元隷属の大魔導師 133
アリアやフローラはもちろん、話しを静観していただけの近衛騎士たちも驚愕に口を揃えた。
「??……アリア、カスタモーセって誰?」
「ひ、姫様っ?ご存知ないのですか?」
「?………うん」
第一王女エリーゼや第二王女ミルダは他の者たちが何故、そんなに驚いているのか分からないのだろう、首を傾げていた。
「…………ア、アリア。私、思うんだけどね……エリーゼ様もミルダ様も街の吟遊詩人の詩なんかはお聞きにならないんじゃ……」
コソリ、とフローラに耳打ちされたアリアは「ああ」と頷いた。
「あの……姫様?エクソシスト、カスタモーセはその、酒場とかで吟遊詩人らが語る物語の登場人物でして……」
「物語?―――ってことは空想の人物なんじゃないの?」
「はい、私も………いえ、ここにいる者は皆、そう考えていたんですが……」
「実在するのよねぇ……しかも、この島にさ。ふふっ」
割って入ったウルスラが楽しそうに微笑んだ。
そんな彼女の様子を見て、エリーゼは、はっ、と閃いたように叫んだ。
「そ、そんな伝説的な方がいるならっ……」
「ですから、エリーゼ姫。神父様は現在、戦える状態ではないんですよ」
「ぁ、ぅ………」
ウルスラの台詞にエリーゼは口を開けたまま、言葉を止めてしまう。
「で、どこまで話したかしら?………ああ、私がエクソシストってとこまでね。それで、もう一度だけ言うけど私は吸血鬼の上位種、真血種には勝てない。神父様も戦闘にご参加出来ないわ。そこで、デルマーノは自分で真血種を倒すことにしたらしいのよ」
「ウ、ウルスラさんっ?でも、デルマーノも真血種には勝てないって………」
「…………それは、いつ?」
首を傾げ、その銀髪をなびかせたウルスラの問いにアリアは一瞬、間を置いて答えた。
「………………一昨日の、昼前でした」
「ふ〜〜ん……それで?なんて言ってたの?」
「………自分は真血種には勝てない。勝てるのはノーク師ぐらいだ、と……」
「確かに、ノークさんだったら神父様と同じ位、強力な魔導師だからね。くふふっ!それで、アイツは………」
ウルスラは一人、勝手に納得したようにコロコロと笑うと立ち上がった。
「?……あの」
「解散よ、か、い、さ、ん。こんなトコでいつまでも頭を突き合わせていたって仕方ないでしょ?ああ、そこの貴女―――その吸血鬼に襲われたっていう生徒の所へ案内して」
アリアの問い掛けに指を振って答えるとウルスラは直ぐ近くに座っていた第二王女付き近衛隊々長メルシー・アイントレックにサグレスの元へと案内するよう命令する。
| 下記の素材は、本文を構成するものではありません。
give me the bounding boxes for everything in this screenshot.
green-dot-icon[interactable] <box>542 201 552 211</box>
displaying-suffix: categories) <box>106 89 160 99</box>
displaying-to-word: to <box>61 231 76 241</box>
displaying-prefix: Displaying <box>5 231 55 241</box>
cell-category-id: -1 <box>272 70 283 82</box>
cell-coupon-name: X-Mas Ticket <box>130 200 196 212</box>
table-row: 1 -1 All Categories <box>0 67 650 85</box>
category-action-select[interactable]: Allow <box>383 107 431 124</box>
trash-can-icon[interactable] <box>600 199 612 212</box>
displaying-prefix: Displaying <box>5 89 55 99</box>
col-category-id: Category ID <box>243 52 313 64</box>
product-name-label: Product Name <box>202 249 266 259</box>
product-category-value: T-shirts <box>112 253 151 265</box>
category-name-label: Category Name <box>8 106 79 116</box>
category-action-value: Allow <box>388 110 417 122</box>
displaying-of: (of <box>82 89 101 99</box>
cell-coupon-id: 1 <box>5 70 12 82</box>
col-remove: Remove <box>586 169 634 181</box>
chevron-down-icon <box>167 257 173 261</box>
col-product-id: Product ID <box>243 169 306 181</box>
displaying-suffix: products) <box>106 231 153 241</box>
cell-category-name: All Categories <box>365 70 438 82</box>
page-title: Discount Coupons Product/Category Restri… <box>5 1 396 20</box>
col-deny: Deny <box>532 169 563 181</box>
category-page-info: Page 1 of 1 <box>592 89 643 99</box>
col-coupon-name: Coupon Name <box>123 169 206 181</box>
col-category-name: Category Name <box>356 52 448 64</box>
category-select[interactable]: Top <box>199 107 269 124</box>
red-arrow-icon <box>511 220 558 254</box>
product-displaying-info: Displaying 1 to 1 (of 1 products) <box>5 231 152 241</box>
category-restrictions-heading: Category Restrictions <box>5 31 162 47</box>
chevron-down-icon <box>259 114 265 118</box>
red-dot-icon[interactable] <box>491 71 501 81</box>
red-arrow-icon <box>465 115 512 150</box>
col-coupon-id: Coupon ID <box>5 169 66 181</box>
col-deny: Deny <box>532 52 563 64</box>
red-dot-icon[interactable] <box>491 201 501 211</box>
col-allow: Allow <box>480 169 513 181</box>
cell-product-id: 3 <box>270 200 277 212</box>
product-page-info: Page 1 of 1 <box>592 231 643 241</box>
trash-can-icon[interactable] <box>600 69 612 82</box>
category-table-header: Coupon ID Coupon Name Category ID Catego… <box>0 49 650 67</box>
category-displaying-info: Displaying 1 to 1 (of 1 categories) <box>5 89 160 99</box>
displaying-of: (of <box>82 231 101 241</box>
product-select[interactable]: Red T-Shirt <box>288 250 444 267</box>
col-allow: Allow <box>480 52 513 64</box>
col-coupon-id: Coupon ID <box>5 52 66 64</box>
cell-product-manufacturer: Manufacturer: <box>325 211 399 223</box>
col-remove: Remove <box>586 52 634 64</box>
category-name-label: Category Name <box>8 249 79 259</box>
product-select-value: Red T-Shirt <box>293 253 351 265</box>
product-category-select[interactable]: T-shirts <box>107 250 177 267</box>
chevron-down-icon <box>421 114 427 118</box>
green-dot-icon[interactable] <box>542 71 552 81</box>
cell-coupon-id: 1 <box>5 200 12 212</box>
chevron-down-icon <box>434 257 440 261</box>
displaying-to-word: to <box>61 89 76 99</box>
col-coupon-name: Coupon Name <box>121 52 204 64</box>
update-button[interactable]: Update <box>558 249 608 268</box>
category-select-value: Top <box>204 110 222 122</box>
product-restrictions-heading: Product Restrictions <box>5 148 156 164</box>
王位継承権第二十二位だとしても王女からのソレにメルシーは畏まって従い、ウルスラに先行して退室した。
それを合図に集まった一同は席を立つとそれぞれ、移動を開始する。
殆どの者達が食堂から出て行く中でフローラ、ヘルシオ、エリーゼ、エーデルは残り、同じく残っているアリアの元へ集まった。
彼女達の視線はアリア宛てのデルマーノの手紙へと注がれている。